Son frère est couché près de lui. Ces pierres peuvent prendre les noms de Lespurit-Quélen, ou Lespurit- Hellen.
On arrive sur le site en suivant un chemin de terre au milieu d’un bois de chênes, de bouleaux, de pins et de marronniers. Curieusement, des bambous ont poussé plus loin, incongruité qui n’est pas sans charme.
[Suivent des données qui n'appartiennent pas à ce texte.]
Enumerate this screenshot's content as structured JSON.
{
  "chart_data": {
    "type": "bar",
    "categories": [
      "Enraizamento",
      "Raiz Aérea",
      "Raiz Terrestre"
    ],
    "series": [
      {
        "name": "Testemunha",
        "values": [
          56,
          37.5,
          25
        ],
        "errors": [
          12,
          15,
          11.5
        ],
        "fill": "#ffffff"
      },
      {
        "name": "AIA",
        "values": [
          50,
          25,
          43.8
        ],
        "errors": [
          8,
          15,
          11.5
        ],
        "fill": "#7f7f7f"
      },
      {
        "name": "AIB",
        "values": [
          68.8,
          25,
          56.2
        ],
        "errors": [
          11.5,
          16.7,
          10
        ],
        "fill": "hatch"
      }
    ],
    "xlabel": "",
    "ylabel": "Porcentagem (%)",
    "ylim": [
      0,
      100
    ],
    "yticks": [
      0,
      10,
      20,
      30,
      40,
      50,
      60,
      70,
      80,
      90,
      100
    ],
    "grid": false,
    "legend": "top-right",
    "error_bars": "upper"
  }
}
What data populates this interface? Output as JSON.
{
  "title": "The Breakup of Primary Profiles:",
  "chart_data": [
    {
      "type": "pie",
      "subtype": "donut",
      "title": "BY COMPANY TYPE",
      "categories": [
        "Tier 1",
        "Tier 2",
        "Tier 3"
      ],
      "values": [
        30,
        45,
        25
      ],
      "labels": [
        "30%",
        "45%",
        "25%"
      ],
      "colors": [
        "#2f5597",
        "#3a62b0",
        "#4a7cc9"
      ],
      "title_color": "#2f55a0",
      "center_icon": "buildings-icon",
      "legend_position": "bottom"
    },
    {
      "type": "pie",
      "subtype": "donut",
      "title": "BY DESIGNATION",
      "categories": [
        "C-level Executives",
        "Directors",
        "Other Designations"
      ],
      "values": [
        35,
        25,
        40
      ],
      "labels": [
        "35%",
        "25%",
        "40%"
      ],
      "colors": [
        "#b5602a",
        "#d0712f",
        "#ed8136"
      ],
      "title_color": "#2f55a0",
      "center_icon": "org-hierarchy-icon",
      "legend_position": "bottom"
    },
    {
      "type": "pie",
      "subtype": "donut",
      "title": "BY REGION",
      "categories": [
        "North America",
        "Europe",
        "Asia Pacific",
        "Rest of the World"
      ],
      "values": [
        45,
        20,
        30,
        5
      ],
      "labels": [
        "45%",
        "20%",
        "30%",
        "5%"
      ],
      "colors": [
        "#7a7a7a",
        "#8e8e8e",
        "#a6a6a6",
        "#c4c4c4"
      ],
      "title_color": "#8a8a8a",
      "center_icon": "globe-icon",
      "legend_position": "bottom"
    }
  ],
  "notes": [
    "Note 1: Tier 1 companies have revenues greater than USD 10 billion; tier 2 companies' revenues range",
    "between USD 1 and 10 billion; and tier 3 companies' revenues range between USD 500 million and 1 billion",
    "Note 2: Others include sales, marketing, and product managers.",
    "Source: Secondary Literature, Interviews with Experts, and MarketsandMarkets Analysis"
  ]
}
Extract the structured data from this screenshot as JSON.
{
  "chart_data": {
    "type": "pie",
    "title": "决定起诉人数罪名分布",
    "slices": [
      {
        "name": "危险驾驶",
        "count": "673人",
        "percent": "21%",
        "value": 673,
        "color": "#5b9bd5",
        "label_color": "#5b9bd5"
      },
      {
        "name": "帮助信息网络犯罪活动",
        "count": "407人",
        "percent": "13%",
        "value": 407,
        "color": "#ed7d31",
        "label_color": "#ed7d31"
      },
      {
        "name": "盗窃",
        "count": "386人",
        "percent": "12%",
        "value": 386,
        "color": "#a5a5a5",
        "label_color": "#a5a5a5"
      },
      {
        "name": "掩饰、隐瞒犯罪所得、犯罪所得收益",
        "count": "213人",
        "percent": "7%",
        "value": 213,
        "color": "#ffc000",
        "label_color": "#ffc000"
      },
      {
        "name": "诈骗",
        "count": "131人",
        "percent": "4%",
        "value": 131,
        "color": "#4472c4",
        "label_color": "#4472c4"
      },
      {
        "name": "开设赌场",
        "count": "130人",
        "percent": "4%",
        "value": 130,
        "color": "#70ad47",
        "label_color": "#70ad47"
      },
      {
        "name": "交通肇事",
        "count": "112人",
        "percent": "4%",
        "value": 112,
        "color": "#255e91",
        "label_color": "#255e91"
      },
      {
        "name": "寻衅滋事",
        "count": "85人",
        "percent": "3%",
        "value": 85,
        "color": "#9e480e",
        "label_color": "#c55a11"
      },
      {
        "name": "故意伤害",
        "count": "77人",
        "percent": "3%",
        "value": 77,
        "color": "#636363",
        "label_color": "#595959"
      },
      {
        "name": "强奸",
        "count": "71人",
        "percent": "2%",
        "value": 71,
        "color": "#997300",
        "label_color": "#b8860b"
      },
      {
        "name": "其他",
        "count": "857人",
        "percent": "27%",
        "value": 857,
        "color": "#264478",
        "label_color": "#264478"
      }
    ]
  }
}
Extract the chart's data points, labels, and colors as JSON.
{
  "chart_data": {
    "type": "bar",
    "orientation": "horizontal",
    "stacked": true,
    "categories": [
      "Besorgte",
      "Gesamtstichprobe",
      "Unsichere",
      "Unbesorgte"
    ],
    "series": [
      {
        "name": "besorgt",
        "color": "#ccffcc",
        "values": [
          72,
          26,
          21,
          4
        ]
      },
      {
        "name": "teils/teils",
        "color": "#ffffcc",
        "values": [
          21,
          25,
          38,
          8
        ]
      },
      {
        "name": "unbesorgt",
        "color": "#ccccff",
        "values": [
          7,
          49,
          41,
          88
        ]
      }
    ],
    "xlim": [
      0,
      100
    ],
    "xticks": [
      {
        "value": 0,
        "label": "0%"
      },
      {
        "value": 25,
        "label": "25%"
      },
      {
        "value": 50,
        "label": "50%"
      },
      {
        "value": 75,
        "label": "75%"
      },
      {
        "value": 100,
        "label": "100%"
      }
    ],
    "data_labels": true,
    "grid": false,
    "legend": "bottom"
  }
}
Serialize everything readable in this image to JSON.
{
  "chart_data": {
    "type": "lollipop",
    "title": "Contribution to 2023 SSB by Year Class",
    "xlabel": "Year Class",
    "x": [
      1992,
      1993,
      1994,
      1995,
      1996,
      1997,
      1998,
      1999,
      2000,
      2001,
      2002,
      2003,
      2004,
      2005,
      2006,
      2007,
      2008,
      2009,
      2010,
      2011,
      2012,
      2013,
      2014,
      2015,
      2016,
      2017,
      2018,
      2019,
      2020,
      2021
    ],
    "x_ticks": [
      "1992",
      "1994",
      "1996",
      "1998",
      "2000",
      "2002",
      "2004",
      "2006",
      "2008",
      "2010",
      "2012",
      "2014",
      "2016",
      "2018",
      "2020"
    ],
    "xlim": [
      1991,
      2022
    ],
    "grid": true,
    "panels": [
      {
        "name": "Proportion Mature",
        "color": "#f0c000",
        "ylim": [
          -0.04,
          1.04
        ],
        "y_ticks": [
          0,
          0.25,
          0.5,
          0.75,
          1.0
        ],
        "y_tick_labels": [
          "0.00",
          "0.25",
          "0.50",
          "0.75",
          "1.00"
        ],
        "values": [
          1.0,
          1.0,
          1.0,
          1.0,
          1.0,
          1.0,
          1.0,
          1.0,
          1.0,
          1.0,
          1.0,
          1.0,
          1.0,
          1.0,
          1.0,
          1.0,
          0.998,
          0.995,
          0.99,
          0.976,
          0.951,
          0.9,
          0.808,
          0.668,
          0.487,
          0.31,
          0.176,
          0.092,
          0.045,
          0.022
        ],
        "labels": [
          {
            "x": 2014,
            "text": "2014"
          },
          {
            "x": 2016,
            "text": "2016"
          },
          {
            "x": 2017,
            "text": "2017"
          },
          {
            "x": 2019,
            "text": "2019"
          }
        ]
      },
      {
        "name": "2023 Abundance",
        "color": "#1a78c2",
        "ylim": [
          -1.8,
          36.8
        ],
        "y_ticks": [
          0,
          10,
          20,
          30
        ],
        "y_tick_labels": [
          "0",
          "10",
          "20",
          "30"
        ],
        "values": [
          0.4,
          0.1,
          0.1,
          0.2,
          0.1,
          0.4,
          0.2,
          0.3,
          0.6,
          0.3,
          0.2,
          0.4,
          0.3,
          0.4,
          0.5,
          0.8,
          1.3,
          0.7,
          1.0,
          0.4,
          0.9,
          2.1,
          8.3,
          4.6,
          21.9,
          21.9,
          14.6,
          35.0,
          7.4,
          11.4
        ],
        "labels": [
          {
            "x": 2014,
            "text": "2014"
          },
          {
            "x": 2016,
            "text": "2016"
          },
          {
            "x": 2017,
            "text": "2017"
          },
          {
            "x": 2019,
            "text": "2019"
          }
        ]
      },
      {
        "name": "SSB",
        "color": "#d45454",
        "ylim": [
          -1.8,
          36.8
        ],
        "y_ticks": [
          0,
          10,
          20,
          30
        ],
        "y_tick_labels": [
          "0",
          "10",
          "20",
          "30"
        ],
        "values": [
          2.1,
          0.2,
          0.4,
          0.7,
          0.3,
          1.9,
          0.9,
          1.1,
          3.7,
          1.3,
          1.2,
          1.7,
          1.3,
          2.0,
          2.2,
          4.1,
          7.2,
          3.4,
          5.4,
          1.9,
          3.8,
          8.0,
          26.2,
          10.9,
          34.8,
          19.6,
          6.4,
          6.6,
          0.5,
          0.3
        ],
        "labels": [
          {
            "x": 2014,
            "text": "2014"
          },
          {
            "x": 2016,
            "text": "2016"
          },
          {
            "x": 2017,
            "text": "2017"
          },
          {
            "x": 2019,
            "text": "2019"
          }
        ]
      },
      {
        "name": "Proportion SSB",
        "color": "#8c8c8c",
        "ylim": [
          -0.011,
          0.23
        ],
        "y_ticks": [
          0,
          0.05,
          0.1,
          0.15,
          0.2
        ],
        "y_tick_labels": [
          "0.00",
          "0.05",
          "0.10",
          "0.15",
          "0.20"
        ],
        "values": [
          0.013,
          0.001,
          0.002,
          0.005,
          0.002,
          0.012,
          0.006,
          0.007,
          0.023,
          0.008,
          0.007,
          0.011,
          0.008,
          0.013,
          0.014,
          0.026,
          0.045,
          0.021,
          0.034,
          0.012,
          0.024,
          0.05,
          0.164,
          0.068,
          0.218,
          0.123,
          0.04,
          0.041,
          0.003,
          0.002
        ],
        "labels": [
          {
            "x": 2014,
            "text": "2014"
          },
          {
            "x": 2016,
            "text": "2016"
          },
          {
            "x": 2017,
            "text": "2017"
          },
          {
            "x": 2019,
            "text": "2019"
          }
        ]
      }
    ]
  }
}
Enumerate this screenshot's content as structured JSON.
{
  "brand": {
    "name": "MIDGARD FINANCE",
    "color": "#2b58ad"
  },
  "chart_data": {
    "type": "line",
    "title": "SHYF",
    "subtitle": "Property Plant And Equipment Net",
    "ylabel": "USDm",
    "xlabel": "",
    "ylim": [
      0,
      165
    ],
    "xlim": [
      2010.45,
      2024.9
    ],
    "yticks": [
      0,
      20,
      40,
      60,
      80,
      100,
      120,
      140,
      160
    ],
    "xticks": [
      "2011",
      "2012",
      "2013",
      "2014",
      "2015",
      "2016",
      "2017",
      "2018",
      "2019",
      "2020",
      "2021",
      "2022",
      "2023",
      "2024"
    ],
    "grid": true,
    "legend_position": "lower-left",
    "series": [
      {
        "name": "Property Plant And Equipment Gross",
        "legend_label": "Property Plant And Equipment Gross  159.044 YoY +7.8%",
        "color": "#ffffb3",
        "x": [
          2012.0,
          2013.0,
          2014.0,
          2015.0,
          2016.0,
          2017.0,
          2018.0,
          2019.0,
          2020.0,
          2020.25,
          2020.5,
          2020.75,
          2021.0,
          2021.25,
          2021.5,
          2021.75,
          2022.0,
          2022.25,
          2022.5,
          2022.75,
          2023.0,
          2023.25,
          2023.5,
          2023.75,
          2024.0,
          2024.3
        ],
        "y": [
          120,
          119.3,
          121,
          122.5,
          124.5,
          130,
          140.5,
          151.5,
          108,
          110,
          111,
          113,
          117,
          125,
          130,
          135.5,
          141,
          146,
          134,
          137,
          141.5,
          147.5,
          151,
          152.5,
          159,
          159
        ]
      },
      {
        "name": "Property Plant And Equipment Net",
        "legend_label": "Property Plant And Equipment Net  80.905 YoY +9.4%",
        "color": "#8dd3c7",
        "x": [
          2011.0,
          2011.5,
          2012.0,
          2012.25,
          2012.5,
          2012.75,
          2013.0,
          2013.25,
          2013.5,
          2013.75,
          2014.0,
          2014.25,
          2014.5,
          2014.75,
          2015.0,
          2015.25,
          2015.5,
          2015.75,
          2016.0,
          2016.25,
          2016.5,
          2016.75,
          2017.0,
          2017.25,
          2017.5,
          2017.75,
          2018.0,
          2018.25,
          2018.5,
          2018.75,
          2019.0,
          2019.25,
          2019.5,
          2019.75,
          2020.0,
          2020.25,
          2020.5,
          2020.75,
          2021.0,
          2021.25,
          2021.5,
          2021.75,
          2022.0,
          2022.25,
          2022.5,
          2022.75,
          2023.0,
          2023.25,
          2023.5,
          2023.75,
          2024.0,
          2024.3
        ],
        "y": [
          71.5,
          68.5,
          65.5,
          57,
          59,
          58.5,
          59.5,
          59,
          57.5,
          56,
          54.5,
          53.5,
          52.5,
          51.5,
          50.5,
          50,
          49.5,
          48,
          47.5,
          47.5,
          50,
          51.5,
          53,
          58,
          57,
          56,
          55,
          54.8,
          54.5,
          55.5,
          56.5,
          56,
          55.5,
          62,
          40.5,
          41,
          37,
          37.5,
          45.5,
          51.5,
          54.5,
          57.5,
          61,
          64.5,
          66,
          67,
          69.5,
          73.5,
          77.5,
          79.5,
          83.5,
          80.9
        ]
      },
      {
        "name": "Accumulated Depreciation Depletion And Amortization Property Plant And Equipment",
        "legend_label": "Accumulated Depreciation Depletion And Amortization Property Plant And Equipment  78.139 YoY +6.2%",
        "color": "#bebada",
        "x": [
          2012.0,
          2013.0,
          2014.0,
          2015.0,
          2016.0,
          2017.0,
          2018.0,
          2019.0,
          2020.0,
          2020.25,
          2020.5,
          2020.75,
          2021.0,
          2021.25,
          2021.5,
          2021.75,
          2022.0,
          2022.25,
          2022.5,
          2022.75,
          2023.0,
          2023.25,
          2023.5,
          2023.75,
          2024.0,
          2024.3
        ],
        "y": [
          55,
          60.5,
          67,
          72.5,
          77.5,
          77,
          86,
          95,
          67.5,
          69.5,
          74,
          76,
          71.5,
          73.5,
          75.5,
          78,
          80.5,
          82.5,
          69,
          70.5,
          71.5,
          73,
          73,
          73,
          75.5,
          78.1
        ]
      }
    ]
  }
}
Sur les bords du cours d’eau poussent des touffes de Crocosmia orangés et l’Osmonde royale, une fougère qui a la particularité de fleurir au printemps. Elle est dédiée à saint Christophe, celui qui aurait porté le Christ sur ses épaules pour lui faire traverser une rivière. Il est la représentation symbolique du passage, qu’il soit spirituel ou d’une autre nature, menant vers la lumière. Il me semble que la fleur soit appropriée au lieu.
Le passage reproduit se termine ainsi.